スヴェトラーナは変転する政治に翻弄される。「スターリンの死後、スヴェトラーナは自分がある意味で透明人間になったような気がしていた。誰にも注目されない無名の一市民として世間から忘れ去られることは、彼女にとってむしろ好ましい事態だった。しかし、今や、彼女をスターリンの娘として帰り咲かせようとする状況が生じつつあった。(フルシチョフ失脚後、国家指導者となったブレジネフら)保守派の共産党幹部にとって、彼女はスターリンの名声を受け継ぐべき存在だった」。
米国時代のスヴェトラーナの一面が活写されている。

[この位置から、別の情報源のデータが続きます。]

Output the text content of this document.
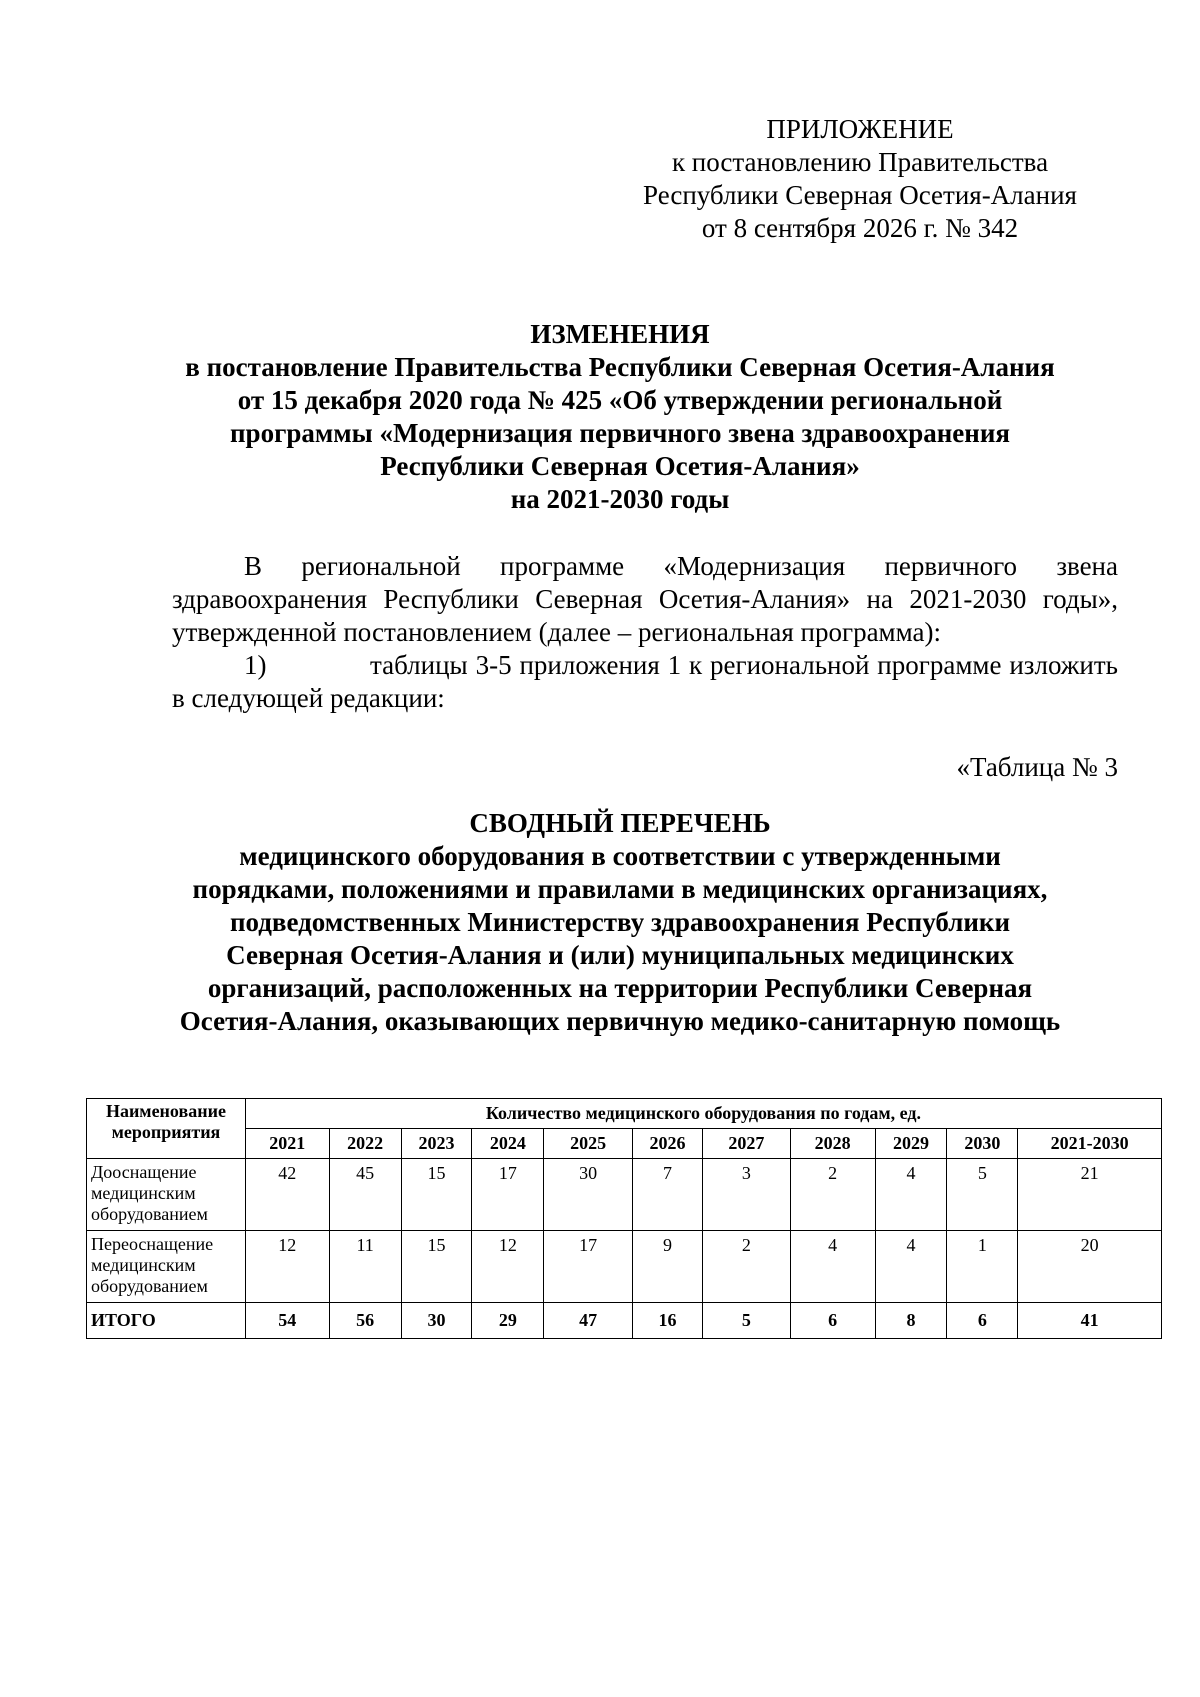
ПРИЛОЖЕНИЕ
к постановлению Правительства
Республики Северная Осетия-Алания
от 8 сентября 2026 г. № 342
ИЗМЕНЕНИЯ
в постановление Правительства Республики Северная Осетия-Алания
от 15 декабря 2020 года № 425 «Об утверждении региональной
программы «Модернизация первичного звена здравоохранения
Республики Северная Осетия-Алания»
на 2021-2030 годы

В региональной программе «Модернизация первичного звена здравоохранения Республики Северная Осетия-Алания» на 2021-2030 годы», утвержденной постановлением (далее – региональная программа):

1)	таблицы 3-5 приложения 1 к региональной программе изложить в следующей редакции:

«Таблица № 3
СВОДНЫЙ ПЕРЕЧЕНЬ
медицинского оборудования в соответствии с утвержденными
порядками, положениями и правилами в медицинских организациях,
подведомственных Министерству здравоохранения Республики
Северная Осетия-Алания и (или) муниципальных медицинских
организаций, расположенных на территории Республики Северная
Осетия-Алания, оказывающих первичную медико-санитарную помощь
Наименование мероприятия	Количество медицинского оборудования по годам, ед.										
	2021	2022	2023	2024	2025	2026	2027	2028	2029	2030	2021-2030
Дооснащение медицинским оборудованием	42	45	15	17	30	7	3	2	4	5	21
Переоснащение медицинским оборудованием	12	11	15	12	17	9	2	4	4	1	20
ИТОГО	54	56	30	29	47	16	5	6	8	6	41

「書物談義はスヴェトラーナにとって大きな救いだった。(スヴェトラーナと、友人のローザの)二人はウォッカを舐めながら、デンマークの宗教思想家セーレン・キェルケゴールの思想について語り合った。キェルケゴールの実存的神学論はスヴェトラーナに大きな影響を与えていた。・・・スヴェトラーナが一番好きな作家はドストエフスキーだということだった。特に『賭博者』は愛読書だった」。
友人に内心を打ち明けている。「53歳になって、私は疲れ果てています。1967年に米国に来て以来、多くの出来事を経験してきましたが、今はうんざりして、苦々しい気持ちです。私は貴女とラリーが知っているような昔の私ではなくなってしまいました。でも、たとえ現状が好きになれなくても、それに耐えなければならないのです。他にどうしようがあるでしょうか? どうすることもできません。大事なのは、これ以上悪くならないようにすることです」。
女性の友人のスヴェトラーナ評。「次の角を曲がれば欲しかったものが見つかるのではないかと期待するのが人間の常だろう。スヴェトラーナは深い傷を負っていたが、非常に聡明な女性だと私は感じていた。その知性は並外れており、精神は偉大だった。しかも、楽観主義者で、信じられないほどエネルギッシュだった。ただし、そのエネルギーは間違った方向に向けられることがあった。また、怒りの発作を起こすこともあった。それはスヴェトラーナの人格の一部だったと私は思う。それも、これも、彼女の一面だった」。
「(最晩年の)スヴェトラーナは一種の悟りに達したようだった。彼女の友人のリンダ・ケリーに次のように書いている。『私が到達した結論では、人生で最も重要なのは何らかの『成果』を実現することよりも、常に自分自身であり続ける能力を維持することです。それは華々しい能力ではないが、なかなか身につかない能力だと思います』」。
本書を読み終わって、つくづく、自分は平凡な人生でよかったというのが、正直な感想である。